Jesus é o canal (por Diego T. Hahn)


Malaquias tinha nome de profeta, mas até então nunca havia tido nenhum mísero contato com a Bíblia. Foi quando ouviu um trecho de uma canção de um roqueiro gaúcho na rádio que dizia: “Jesus Cristo vai voltar, aleluia... Nossa vida vai melhorar, alelu-u-ia!...”.
 
Gostou daquele sonzinho que falava do filho de Deus e passou a se interessar pelos preceitos cristãos.
- Pô, maneiraço esse livro... tem tudo para chegar a best-seller e tal...
- Que livro, Malaquias?
- Pô, a Bíblia, véio... baita livro! Vários ensinamentos e tal... radical mesmo. E aquele tal Jesus então...
- O que tem ele, Malaca?
- Pô, o cara era fera. Cheio das metáforas... Cheio dos ensinamentos...

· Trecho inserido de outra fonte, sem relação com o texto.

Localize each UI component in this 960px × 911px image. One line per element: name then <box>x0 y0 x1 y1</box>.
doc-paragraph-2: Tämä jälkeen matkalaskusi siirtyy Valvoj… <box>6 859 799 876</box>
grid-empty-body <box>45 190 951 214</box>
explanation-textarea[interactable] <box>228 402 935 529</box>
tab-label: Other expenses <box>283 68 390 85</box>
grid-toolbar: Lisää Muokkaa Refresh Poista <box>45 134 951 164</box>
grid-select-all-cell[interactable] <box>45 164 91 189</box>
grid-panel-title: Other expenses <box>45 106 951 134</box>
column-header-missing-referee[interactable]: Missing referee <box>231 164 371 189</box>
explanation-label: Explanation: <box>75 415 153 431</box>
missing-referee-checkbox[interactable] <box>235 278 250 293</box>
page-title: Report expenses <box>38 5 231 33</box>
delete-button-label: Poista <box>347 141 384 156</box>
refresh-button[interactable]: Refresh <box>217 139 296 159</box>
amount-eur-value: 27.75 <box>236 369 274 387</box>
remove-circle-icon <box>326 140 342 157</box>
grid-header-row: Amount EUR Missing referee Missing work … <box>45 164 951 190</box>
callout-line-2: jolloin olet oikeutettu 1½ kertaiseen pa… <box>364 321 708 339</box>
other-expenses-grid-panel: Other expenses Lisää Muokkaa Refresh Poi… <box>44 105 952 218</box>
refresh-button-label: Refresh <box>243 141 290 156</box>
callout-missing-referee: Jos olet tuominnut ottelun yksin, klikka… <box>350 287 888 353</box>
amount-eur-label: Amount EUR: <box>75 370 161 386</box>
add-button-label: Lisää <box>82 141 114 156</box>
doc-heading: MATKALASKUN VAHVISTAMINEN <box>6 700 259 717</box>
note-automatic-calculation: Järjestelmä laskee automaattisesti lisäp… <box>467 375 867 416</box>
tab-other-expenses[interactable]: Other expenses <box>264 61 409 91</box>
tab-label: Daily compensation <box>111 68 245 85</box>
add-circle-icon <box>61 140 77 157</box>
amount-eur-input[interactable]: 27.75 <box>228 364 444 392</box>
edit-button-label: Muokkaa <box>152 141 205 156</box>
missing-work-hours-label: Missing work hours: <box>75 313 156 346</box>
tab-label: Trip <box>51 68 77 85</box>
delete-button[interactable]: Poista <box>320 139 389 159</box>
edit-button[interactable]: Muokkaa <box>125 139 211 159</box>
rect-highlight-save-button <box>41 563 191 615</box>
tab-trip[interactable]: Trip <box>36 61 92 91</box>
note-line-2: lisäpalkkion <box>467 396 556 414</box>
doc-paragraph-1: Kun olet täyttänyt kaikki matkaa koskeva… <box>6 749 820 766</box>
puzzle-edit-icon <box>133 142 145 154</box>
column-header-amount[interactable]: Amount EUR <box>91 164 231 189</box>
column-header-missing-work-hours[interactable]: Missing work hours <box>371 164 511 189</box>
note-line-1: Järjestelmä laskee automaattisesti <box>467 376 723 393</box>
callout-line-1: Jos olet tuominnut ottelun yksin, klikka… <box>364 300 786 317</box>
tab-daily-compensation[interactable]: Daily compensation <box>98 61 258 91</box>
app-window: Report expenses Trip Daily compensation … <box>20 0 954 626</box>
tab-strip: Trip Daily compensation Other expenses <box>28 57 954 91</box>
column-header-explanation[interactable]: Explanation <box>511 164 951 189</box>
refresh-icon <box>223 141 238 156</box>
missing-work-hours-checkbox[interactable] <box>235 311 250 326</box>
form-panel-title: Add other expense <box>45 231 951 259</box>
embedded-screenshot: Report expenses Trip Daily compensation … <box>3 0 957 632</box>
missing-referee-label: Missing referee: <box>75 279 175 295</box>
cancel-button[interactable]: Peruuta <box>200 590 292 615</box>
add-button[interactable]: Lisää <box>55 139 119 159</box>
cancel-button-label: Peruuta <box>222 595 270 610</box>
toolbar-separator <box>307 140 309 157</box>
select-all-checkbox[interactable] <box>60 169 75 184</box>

- Ah, aposto que você gostou foi daquela história de transformar água em vinho, não é mesmo!?
- Mas nem. Cara, curti mesmo os lances do bicho... Várias lições de vida... Tô a fim de aderir, cara.
- Como assim, “aderir”, Malaquias?
- Ah, aderir, cara. Fazer parte desse movimento... Ainda por cima, um dia desses, ali na esquina de casa tem um templo, vi o pessoal cantando e orando e tal... Maneiraço!
- Hum... Olha, Malaquias, acho que você tá meio que confundindo um pouco as coisas...
- Que nada, cara! Eu tô a fim mesmo, véio. Sinto que achei o motivo de tudo isso, o motivo de eu estar aqui, ao ler a Bíblia, cara...
- Hum... E qual é esse motivo?
- Pô... fazer o bem e tal, cara.
- Malaquias... acho legal esse teu interesse e te apoio, mas quero que você tenha consciência do que está fazendo. Você não precisa “aderir ao movimento” para fazer o bem...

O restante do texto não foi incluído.